Take a look at something like Credit Sesame. It is an app tool that has very rich venture backing from the likes of Menlo Ventures and Inventus Capital. The growth has been staggering, as the registered users have uploaded over $35 billion worth of loans for analyzing. It may very well go public in the next few years, and will undoubtedly tout its wild earnings growth, low capital intensity, and bright future to gain market share in the new internet world economy of finance. And founder Adrian Nazari deserves all the credit in the world for putting in the years of hard work to bring to reality his entrepreneurial muse.

But, even setting aside my usual bias against IPO investments, there is no way I would purchase stock in Credit Sesame. That is because China is launching Sesame Credit, a credit monitoring service that will be mandatory for all Chinese citizens by 2020, to create credit scores tied to online purchases and social media postings. It’s the scariest human rights violation waiting to happen that is yet to reach the mainstream: spend some time researching the scoring algorithm of Sesame Credit and you will quickly realize the underreporting of this issue is one of the great failures of the mainstream media in recent years.

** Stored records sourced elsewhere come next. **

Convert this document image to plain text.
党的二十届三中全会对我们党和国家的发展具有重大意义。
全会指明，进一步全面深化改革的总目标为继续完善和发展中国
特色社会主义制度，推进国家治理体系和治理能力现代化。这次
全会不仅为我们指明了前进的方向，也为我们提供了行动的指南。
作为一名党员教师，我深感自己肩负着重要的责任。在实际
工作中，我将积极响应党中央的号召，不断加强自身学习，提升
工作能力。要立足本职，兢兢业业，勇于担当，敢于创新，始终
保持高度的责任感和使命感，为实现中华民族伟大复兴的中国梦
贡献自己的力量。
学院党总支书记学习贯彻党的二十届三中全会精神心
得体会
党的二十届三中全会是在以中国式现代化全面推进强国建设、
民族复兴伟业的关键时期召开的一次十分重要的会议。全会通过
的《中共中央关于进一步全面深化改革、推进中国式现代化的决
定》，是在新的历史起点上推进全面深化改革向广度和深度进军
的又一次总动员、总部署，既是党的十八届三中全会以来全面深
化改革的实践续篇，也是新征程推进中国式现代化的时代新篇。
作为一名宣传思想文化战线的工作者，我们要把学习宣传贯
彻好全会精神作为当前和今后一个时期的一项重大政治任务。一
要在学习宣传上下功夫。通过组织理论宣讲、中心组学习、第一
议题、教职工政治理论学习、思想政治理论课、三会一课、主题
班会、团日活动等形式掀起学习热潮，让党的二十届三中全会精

The American Civil Liberties Union has issued this warning: “The system is run by two companies, Alibaba and Tencent, which run all the social networks in China and therefore have access to a vast amount of data about people’s social ties and activities and what they say. In addition to measuring your ability to pay, as in the United States, the scores will serve as a measure of political compliance. Among the things that will hurt a citizen’s score are posting political opinions without prior permission, or posting information that the regime does not like, such as the Tiananmen Square massacre or the Shanghai stock market collapse. It will hurt your score not only if you do these things, but if any of your friends do them. Imagine the social pressure against disobedience or dissent that this will create.”

In short, China is aiming to use the score created by Sesame Credit to determine eligibility for loans, job, housing, and other benchmarks of societal participation. Everything will be monitored. If you purchase work boots and healthy food, your score will improve. If you debit junk food and are “Facebook friends” with someone critical of the government, your score will go down. It is expected that you will get bonus points for tattling on social networks–if someone you know complains about the Chinese government and you rat it out with the click of a button, your ability to get a loan and your eligibility for jobs just improved. I imagine this program will ripen into an intense matter of public debate eventually.

But the backlash in the United States that will eventually occur in response to the Chinese application Sesame Credit will eventually harm the long-term prospects of the American credit-reporting app Credit Sesame that has no relation to the Chinese efforts. It won’t matter that they are unrelated; the association model will impair the prospects of Credit Sesame. Heck, I’m writing an article on the matter and I had to double-check to make sure that I am distinguishing Credit Sesame from Sesame Credit properly (and heck, some of you might have to look back in the article to determine which one is which). If Credit Sesame were a publicly traded stock, I would sell it immediately. Under no situation would I consider the IPO. The risk of human rights abuses from Sesame Credit are substantial, and it will almost certainly cast a horns effect over Credit Sesame’s long-range growth. If I were CEO Nazari, I would rename the app immediately, take the hit, and rebuild. It is unfair, but after the initial pity party, I would rather correct a problem than compound it.